Allah, İsrailoğullarını Firavun zulmünden kurtardıktan, onlara kudret helvası ve bıldırcın etini nimet olarak verdikten sonra onların sorumluluklarına dikkat çekmektedir: “Ey İsrailoğulları! Size verdiğim nimetlerimi hatırlayın, bana verdiğiniz sözü yerine getirin ki ben de size vaat ettiklerimi vereyim. Yalnızca benden korkun.” (Bakara, 2: 40). Bu ayette “verdiğim nimetlerimi” denilerek nimetin türü belirtilmediği için İsrailoğullarının akıllarına gelebilecek her türlü nimetin Allah’ın vergisi olduğunu hatırlamaları istenmektedir. Tevhid sözü (Lâ ilahe ilallah) söylemekle içeriği vahiy ile belirlenmiş “Allah’a itaat sözü” verilmiş olur. Bunun ardından ilahî yardım ve ahirette de cennet talebinde bulunulduğunda verilen itaat sözünün yerine getirilip getirilmemiş olduğu çok önemlidir. Surenin Medine’de indiği dikkate alınırsa İsrailoğullarının “yerine getirmeleri istenen söz”, son peygambere iman etmeleri de olabilir. Kulluk yapmayıp, ilahî yardım beklemek, izah edilir bir tavır değildir. Doğru tavır, dünyevi nimetleri kaybetme endişesini değil, kalpte Allah korkusunu taşımaktır.
Üstünlük takva iledir. Bu açıdan İsrailoğulları istisna değildir: “Ey İsrailoğulları! Size verdiğim nimetimi ve sizi cümle âleme üstün kıldığımı hatırlayın.” (Bakara, 2: 47, 122). İsrailoğullarının üstün kılındıkları dönemde, onların diğer toplumlara kıyasla tevhid dinine daha fazla ilgi duyan ya da rasuller tarafından bilgilendirilen bir topluluk oldukları söylenebilir. Eğer takvalı olmaları kastedilmiyorsa bu durumda onların âlemlere üstün kılınmalarından kastedilen şeyin, içlerinden peygamberlerin gönderilmesi olduğu muhtemeldir. Her hâlükârda onlardan, kendilerine verilen nimetin farkında olup şükretmeleri istenmektedir.

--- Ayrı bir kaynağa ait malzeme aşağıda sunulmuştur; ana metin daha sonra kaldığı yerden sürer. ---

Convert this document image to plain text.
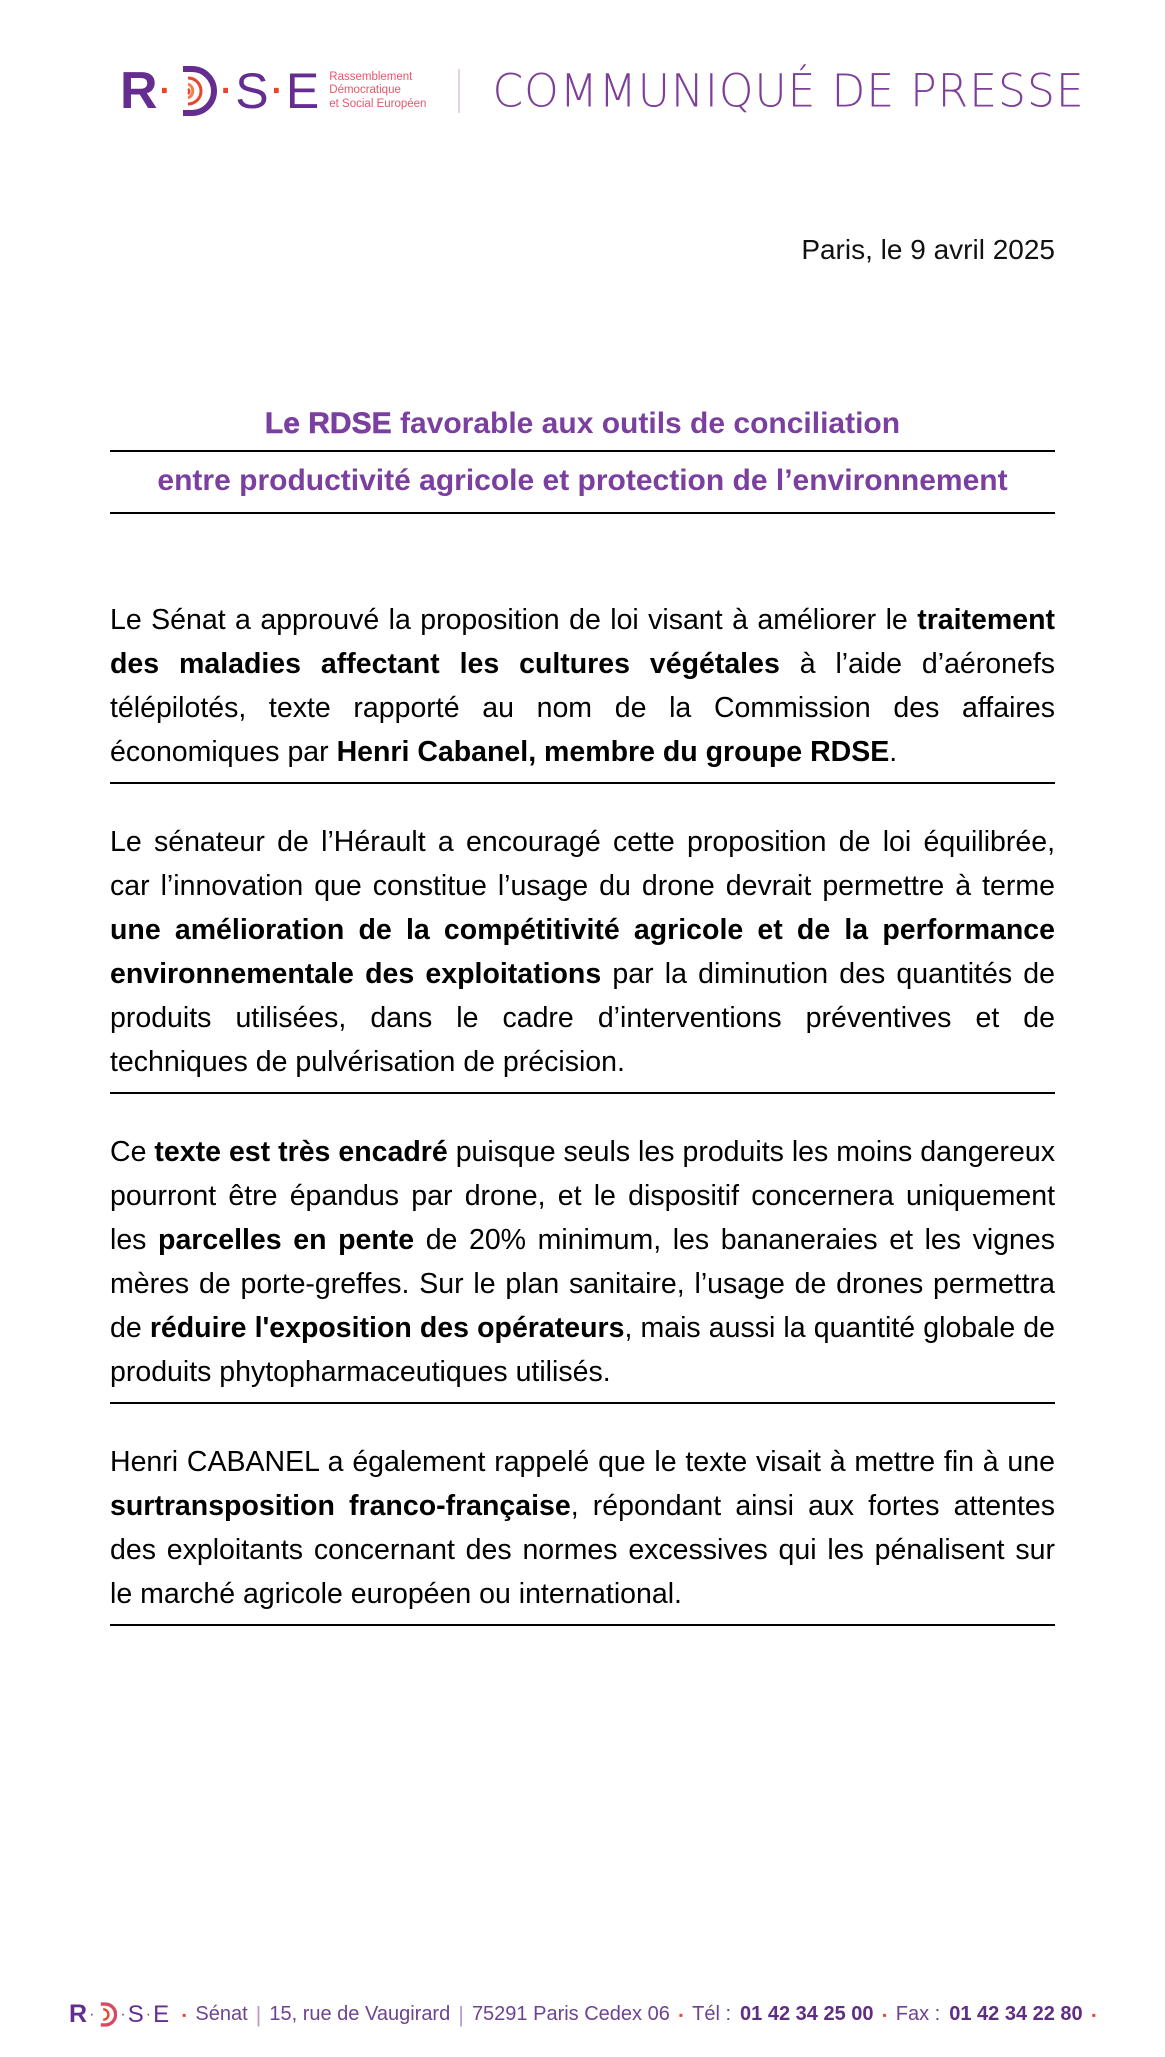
R · · S · E Rassemblement
Démocratique
et Social Européen COMMUNIQUÉ DE PRESSE
Paris, le 9 avril 2025
Le RDSE favorable aux outils de conciliation
entre productivité agricole et protection de l’environnement
Le Sénat a approuvé la proposition de loi visant à améliorer le traitement des maladies affectant les cultures végétales à l’aide d’aéronefs télépilotés, texte rapporté au nom de la Commission des affaires économiques par Henri Cabanel, membre du groupe RDSE.
Le sénateur de l’Hérault a encouragé cette proposition de loi équilibrée, car l’innovation que constitue l’usage du drone devrait permettre à terme une amélioration de la compétitivité agricole et de la performance environnementale des exploitations par la diminution des quantités de produits utilisées, dans le cadre d’interventions préventives et de techniques de pulvérisation de précision.
Ce texte est très encadré puisque seuls les produits les moins dangereux pourront être épandus par drone, et le dispositif concernera uniquement les parcelles en pente de 20% minimum, les bananeraies et les vignes mères de porte-greffes. Sur le plan sanitaire, l’usage de drones permettra de réduire l'exposition des opérateurs, mais aussi la quantité globale de produits phytopharmaceutiques utilisés.
Henri CABANEL a également rappelé que le texte visait à mettre fin à une surtransposition franco-française, répondant ainsi aux fortes attentes des exploitants concernant des normes excessives qui les pénalisent sur le marché agricole européen ou international.
R · · S · E ▪ Sénat | 15, rue de Vaugirard | 75291 Paris Cedex 06 ▪ Tél : 01 42 34 25 00 ▪ Fax : 01 42 34 22 80 ▪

İsrailoğullarına gönderilen son peygamber Hz. İsa’dır ve o kendisinden sonraki peygamberi, yani Hz. Muhammed’i (s) müjdelemiştir: “Hatırla ki Meryem oğlu İsa, ‘Ey İsrailoğulları! Ben size Allah'ın elçisiyim, benden önce gelen Tevrat'ı doğrulayıcı ve benden sonra gelecek Ahmed adında bir peygamberi de müjdeleyici olarak geldim.’ demişti. Fakat o, kendilerine açık deliller getirince ‘Bu apaçık bir büyüdür.’ dediler.” (Saff, 61: 6). Peygamberler kendinden öncekileri doğrularlar. Hz. İsa Tevrat’ın Allah’tan geldiğine şahitlik ederek kendisinin risalet zincirinin bir halkası olduğuna dikkat çekmiş ve bunun yanında kendisinden sonra gelecek bir peygamberin müjdesini vermiştir. Kur’an’da Hz. İsa’nın, “Ahmed” adında bir peygamberi müjdelediğinin söylenmesinden yola çıkarak Muhammed Esed (1900-1992) Yohanna İncil’inde geçen Paráklêtos kelimesi hakkında şu değerlendirmede bulunur:
“Bu deyim, Ârâmî Mawhamana isminin veya teriminin tam Yunanca karşılığı olan Períklytos'un ("Çok Övülen") bozulmuş şeklidir. (Ârâmî dilinin, Hz. İsa zamanında ve ondan yüzyıllar sonra Filistin'de kullanılan ve İncil 'in -şimdi ortada bulunmayan- orijinal metinlerinin dili olduğu hatırlanmalıdır.) Períklytos ile Paráklêtos'un fonetik olarak birbirlerine yakınlığı karşısında, çevirmenlerin -yahut, daha büyük bir ihtimalle sonraki tarihlerdeki yazıcıların- bu iki ifadeyi nasıl karıştırdıklarını anlamak kolaylaşır. Hem Ârâmî Mawhamana, hem de Yunanca Períklytos'un ikisinin de hamide ("övdü/hamdetti") fiilinden ve hamd ("övgü") isminden türetilmiş olan Son Peygamber'in iki ismi Muhammed ve Ahmed ile aynı anlamı taşımış olmasının önemi büyüktür.” (1)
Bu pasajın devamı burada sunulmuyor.